If you’ve ever wanted to pit hordes of vikings, samurai, and knights against each other Deadliest Warrior-style in full-fledged melee combat, For Honor is the game for you. If you love cleaving through dozens of enemies while dozens of other combatants fight around you, For Honor also has you covered.
I don’t know how the meeting at Ubisoft Montreal went when brainstorming this hack and slash game, but I can see the session ending with a lot of high-fives, fist pumps, and grunts of approval, even from the women present.

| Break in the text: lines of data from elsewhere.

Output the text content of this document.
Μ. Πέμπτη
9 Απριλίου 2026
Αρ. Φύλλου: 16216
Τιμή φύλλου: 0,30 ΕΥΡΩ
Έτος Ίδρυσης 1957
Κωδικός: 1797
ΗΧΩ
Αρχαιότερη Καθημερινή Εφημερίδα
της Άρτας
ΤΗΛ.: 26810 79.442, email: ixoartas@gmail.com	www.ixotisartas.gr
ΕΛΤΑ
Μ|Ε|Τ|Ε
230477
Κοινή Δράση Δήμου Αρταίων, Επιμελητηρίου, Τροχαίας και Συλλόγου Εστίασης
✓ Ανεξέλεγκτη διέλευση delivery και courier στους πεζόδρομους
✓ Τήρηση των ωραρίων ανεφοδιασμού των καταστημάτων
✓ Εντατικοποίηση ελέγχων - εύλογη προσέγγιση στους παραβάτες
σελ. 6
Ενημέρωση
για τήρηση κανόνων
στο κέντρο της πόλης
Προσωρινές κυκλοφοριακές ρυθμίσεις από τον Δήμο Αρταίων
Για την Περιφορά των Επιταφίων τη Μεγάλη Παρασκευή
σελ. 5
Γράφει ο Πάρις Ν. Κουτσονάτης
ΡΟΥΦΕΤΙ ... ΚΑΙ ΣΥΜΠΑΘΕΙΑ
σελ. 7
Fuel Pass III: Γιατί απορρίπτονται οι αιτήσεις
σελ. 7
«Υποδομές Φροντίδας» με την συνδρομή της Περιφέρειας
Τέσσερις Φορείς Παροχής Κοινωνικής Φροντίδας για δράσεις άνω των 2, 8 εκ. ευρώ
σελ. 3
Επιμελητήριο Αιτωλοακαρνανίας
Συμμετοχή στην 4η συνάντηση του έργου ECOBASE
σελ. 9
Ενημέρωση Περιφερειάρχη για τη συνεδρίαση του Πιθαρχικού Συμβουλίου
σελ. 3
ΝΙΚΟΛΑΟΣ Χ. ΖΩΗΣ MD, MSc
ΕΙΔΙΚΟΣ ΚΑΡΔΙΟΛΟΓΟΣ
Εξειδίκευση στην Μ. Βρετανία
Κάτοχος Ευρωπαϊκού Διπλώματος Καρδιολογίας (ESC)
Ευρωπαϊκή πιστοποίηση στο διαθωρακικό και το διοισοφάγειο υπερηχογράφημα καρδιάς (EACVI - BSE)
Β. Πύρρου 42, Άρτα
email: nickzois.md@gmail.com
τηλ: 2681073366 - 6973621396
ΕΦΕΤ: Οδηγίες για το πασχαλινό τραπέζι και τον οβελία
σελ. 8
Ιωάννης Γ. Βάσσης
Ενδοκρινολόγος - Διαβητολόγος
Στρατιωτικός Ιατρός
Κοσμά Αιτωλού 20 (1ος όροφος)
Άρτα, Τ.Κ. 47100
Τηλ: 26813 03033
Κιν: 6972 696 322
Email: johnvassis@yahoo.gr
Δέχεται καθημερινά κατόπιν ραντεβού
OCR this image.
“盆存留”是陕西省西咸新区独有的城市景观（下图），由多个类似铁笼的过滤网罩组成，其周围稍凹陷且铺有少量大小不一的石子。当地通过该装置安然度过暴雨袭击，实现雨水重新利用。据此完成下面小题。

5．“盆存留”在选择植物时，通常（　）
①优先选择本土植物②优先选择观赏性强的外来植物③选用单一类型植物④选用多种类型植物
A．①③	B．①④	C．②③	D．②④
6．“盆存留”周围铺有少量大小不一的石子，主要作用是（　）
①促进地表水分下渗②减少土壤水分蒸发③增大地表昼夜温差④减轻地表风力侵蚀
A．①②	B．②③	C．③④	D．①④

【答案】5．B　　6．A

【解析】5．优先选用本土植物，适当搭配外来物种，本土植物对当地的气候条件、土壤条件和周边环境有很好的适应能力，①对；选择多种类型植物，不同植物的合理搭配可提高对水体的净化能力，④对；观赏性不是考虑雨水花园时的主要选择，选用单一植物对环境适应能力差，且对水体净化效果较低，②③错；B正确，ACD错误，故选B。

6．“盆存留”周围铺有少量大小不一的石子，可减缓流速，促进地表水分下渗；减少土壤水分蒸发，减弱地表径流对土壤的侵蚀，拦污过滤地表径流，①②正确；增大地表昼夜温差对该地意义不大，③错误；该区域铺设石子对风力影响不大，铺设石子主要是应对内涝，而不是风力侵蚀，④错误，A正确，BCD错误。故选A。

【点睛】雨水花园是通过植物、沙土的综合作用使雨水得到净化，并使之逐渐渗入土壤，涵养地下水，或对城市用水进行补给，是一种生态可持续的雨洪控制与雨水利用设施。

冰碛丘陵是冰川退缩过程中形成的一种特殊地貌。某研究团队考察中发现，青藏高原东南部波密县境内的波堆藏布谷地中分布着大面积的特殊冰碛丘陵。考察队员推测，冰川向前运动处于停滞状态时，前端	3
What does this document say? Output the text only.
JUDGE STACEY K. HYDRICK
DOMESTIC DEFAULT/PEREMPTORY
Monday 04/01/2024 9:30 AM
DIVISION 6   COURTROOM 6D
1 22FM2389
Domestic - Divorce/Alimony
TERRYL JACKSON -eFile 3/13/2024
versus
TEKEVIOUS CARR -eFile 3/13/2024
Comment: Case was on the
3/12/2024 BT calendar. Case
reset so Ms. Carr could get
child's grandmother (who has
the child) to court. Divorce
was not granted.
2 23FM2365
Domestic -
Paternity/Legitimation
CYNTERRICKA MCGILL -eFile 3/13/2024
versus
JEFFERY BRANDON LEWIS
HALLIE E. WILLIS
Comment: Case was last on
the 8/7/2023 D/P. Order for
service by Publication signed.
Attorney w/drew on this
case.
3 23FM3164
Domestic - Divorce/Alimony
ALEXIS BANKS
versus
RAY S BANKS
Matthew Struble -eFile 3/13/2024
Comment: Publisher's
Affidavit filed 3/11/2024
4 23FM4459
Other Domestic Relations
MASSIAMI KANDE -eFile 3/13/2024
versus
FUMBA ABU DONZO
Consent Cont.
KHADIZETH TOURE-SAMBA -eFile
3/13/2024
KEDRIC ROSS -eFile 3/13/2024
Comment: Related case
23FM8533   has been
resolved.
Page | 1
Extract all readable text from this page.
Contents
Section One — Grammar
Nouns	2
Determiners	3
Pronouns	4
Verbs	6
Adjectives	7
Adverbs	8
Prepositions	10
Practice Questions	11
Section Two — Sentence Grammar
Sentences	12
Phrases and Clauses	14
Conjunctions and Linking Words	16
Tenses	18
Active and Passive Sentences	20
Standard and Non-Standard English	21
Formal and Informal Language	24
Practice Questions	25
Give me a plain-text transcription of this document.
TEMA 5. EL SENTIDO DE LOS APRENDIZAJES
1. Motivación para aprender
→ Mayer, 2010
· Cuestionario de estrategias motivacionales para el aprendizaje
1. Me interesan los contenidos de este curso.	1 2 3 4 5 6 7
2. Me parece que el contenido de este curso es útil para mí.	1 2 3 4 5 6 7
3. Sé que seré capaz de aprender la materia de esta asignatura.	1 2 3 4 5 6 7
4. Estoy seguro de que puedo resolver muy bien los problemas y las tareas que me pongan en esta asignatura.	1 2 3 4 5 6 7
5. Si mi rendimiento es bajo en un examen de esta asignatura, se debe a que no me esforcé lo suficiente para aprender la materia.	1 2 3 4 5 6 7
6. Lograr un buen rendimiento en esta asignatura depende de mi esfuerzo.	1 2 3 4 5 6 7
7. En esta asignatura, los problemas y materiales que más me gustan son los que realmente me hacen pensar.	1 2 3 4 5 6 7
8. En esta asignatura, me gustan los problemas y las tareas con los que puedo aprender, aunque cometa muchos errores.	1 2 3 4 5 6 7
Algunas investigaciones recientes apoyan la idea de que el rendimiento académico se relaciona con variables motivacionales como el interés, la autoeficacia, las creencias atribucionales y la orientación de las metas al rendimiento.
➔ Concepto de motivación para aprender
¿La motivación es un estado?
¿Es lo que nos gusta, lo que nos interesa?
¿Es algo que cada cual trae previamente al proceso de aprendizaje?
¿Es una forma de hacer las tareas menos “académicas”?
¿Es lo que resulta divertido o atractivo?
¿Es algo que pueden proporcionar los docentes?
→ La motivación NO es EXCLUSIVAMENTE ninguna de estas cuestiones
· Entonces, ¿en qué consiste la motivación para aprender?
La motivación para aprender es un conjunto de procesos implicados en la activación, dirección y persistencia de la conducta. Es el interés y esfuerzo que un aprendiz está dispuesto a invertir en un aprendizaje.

This game is the stuff of an action junkie’s dreams. You take legendary warriors from different eras in history, throw them on a world where the only thing that matters is combat, give the player control of one of the combatants, and watch as they hoot and holler like a maniac.
For Honor’s premise is pretty much summed up in that last paragraph. The world was devastated by a cataclysm. For a thousand years following the event, the knights, the samurai, and the Vikings have engaged in open war against each other. At the center of the conflict is Apollyon, a warlord who has stoked the flames of war for her own nefarious purposes. To foil her plans, players can assume the role of one of the three factions and do battle in either a story campaign or in multiplayer.
[youtube id=”etZaAW_R7M8″ autoplay=”no”]
The story campaign was introduced this year, and Ubisoft showed off a gameplay demo of a Viking campaign mission. All three factions will have their own campaign focused on their own story. Players will slip into the shoes of a Viking Raider, a Knight Warden, or a Samurai Kensei and fight through several levels of enemies, with officers and bosses thrown in to ramp up the difficulty. The campaign can be completed solo or by two players cooperatively, either online or locally via split-screen.
One thing that’s been hyped up is its battle system, dubbed Art of Battle. During combat, the player can alter his or her combatant’s stance Bushido Blade-style to one of three positions: left, right, or overhead. This can be done dynamically during combat and is meant to exploit openings during an attack or to block incoming strikes when defending. The system looked good during the gameplay demo.
Visually, the game has a sort of Ryse: Son of Rome vibe to it. There are quite a few warriors engaged in combat all around you during the gameplay demo. Everything looks great, and the combat is very fluid. The officers, clearly marked among the crowds, have different attacks and require the player to learn to identify them and decipher their attack patterns in order to dispatch them. Fortunately, their attacks are telegraphed visually, allowing you to change stances and respond in time.
So far, For Honor looks great. If you like endless hacking and slashing, this game is shaping up to be one that you will love. Speaking of love, the game will release on Valentine’s Day 2017 for Xbox One, PlayStation 4, and Windows 10. Hopefully, playing this game at launch won’t start a war with your significant other.